Anadolu Ajansı Kurumsal İletişim Müdürlüğü tarafından, 24.06.2013
tarihinde yapılan açıklamada geçen “... Konu, kanuni zorunluluğun
yerine getirilmesi ve hukuki bir belirsizliğin ortadan
kaldırılmasından ibarettir. Yapılan tüm işlemler ve düzenlemeler
kanunlara uygun bir şekilde ve ilgili taraflarla istişareler
edilerek gerçekleştirilmiştir” ifadesi ise, kuruma yönelik
tereddütleri ve eleştirileri ortadan kaldırmaya yeterli bir
nitelikten yoksundur.
AA’nın son döneminde yaşanan bu gelişmelerin ayrıntılarıyla
araştırılması Meclisimizin öncelikli görevlerindendir. Bağımsız bir
medya, demokrasinin günümüzde olmazsa olmazıdır. Anadolu Ajansı’nın
AKP’ye hizmet veren bir şube gibi çalıştırılması, içinde dolaşan
ticari ilişki ağlarının açığa vurulması, halkımızın vergilerinden
de beslenen kurumun tarafsız bir kimliğe kavuşturulması gerekiyor.

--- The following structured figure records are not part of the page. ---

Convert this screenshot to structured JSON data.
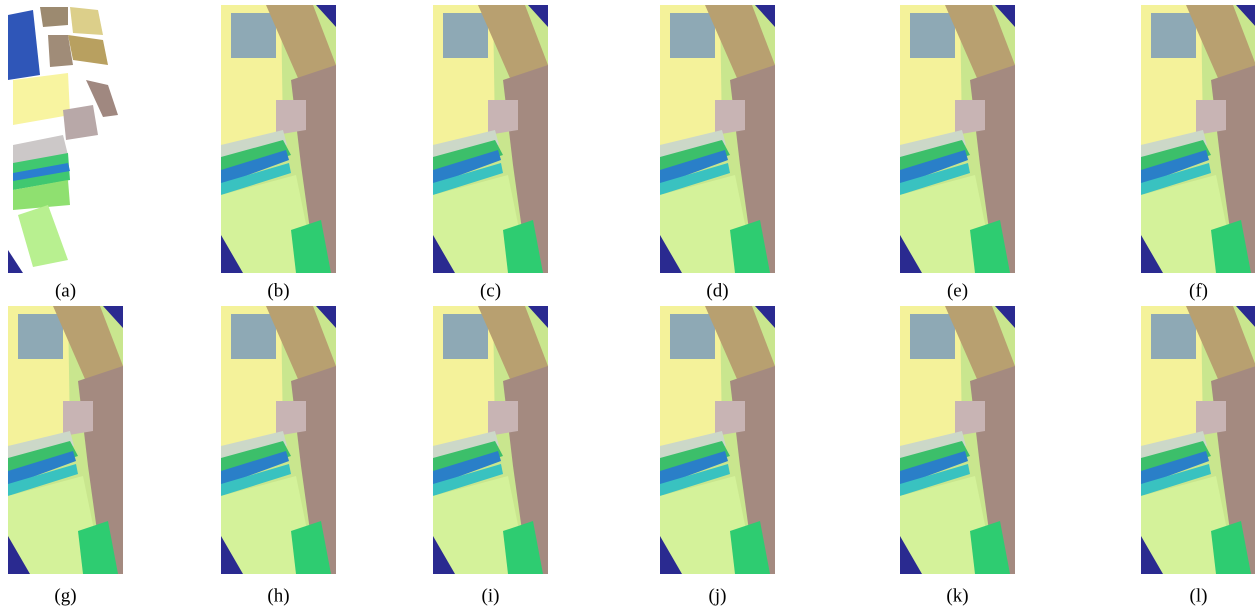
{
  "panels": [
    {
      "label": "(a)"
    },
    {
      "label": "(b)"
    },
    {
      "label": "(c)"
    },
    {
      "label": "(d)"
    },
    {
      "label": "(e)"
    },
    {
      "label": "(f)"
    },
    {
      "label": "(g)"
    },
    {
      "label": "(h)"
    },
    {
      "label": "(i)"
    },
    {
      "label": "(j)"
    },
    {
      "label": "(k)"
    },
    {
      "label": "(l)"
    }
  ]
}
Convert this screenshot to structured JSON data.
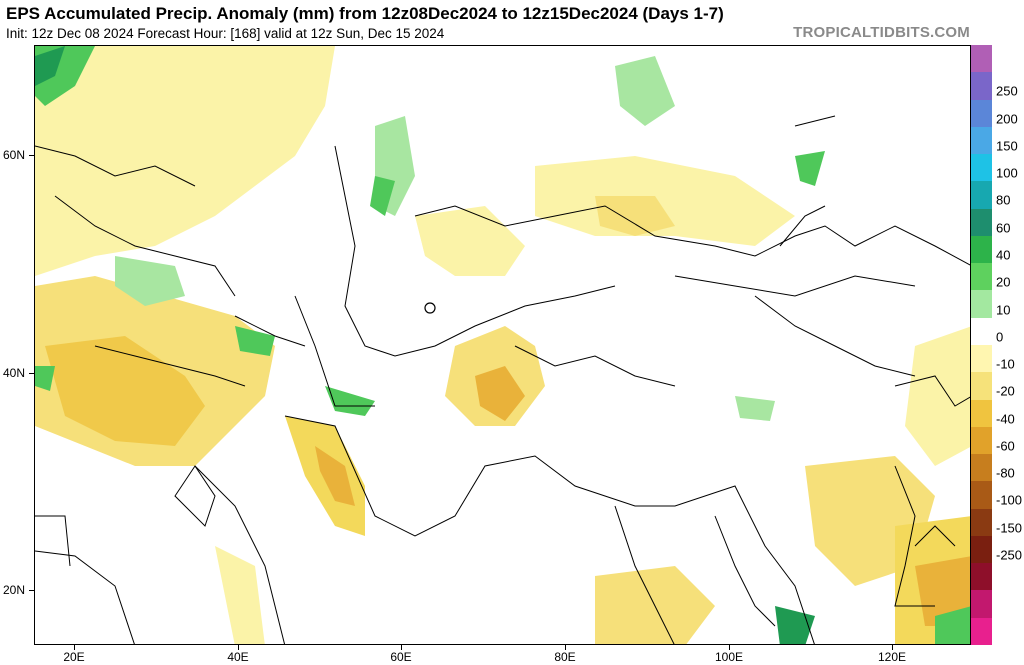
{
  "header": {
    "title": "EPS Accumulated Precip. Anomaly (mm) from 12z08Dec2024 to 12z15Dec2024 (Days 1-7)",
    "subtitle": "Init: 12z Dec 08 2024   Forecast Hour: [168]   valid at 12z Sun, Dec 15 2024",
    "watermark": "TROPICALTIDBITS.COM"
  },
  "axes": {
    "lat_labels": [
      "60N",
      "40N",
      "20N"
    ],
    "lon_labels": [
      "20E",
      "40E",
      "60E",
      "80E",
      "100E",
      "120E"
    ]
  },
  "colorbar": {
    "labels": [
      "250",
      "200",
      "150",
      "100",
      "80",
      "60",
      "40",
      "20",
      "10",
      "0",
      "-10",
      "-20",
      "-40",
      "-60",
      "-80",
      "-100",
      "-150",
      "-250"
    ],
    "colors": [
      "#b05fb5",
      "#7a66c9",
      "#5b86d8",
      "#4aa8e6",
      "#1ec2e6",
      "#17a8b0",
      "#1e8e6e",
      "#2db34a",
      "#5ed15e",
      "#a3e8a0",
      "#ffffff",
      "#fff6b0",
      "#f6e27a",
      "#f0c43f",
      "#e1a22a",
      "#c77e1e",
      "#a95a16",
      "#8a3a12",
      "#7a1f10",
      "#8e0f2a",
      "#c2186e",
      "#e8208e"
    ]
  },
  "legend_colors": {
    "dry_light": "#fbf3a8",
    "dry_mid": "#f3d95b",
    "dry_strong": "#e9b23a",
    "wet_light": "#a8e6a1",
    "wet_mid": "#4fc85a",
    "wet_strong": "#1f9a52"
  }
}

Bu konuda TBMM duyarsız kalamaz, toplumun talepleri karşısında
Meclisimiz sessiz kalamaz..!”
Öz'ün Meclis Başkanlığı'na sunduğu araştırma önergesi
şöyle:
Gezi Parkı direnişleri süresince, Anadolu Ajansı Türk Anonim Şirketi’nin (Anadolu Ajansı-AA) izlediği habercilik anlayışının “kamusal ve tarafsız habercilik”, “halkın haberleşme özgürlüğü”nün iktidar partisi yanlısı haber içerikleri yoluyla sınırlanması; hukuken devlet tüzel kişiliğinden özerk statüdeki şirketin kimliğiyle paralel biçimde faaliyet sürdürdüğü iddia olunan Anadolu Ajansı’nın haberlerinde üretilen söylemlerin “medya-iktidar” ve “medya-demokrasi” ilişkileri ve Anadolu Ajansı’nın kabul ettiği ilkeleri üzerinden incelenerek gerçek anlamda bir “tarafsız, kamusal yayıncılık anlayışı”nın tesisinin sağlanması; Anadolu Ajansı yönetim kadrosunun iktidar partisi ile kurduğu bağlantıların, kurumun habercilik anlayışında ve kamusal görev üstlenen yetkililerin tarafsızlık anlayışında yarattığı olası etkilerin belirlenmesi; Anadolu Ajansı’nın son döneminde hisse artırımı sırasında yaşandığı iddia edilen hukuksuzluklar konusunda ayrıntılı çalışmaların yapılması amacıyla, Anayasa’nın 98, TBMM İçtüzüğü’nün 104 ve 105inci maddeleri kapsamında, Meclis Araştırması açılması konusunda gereğini arz ederiz.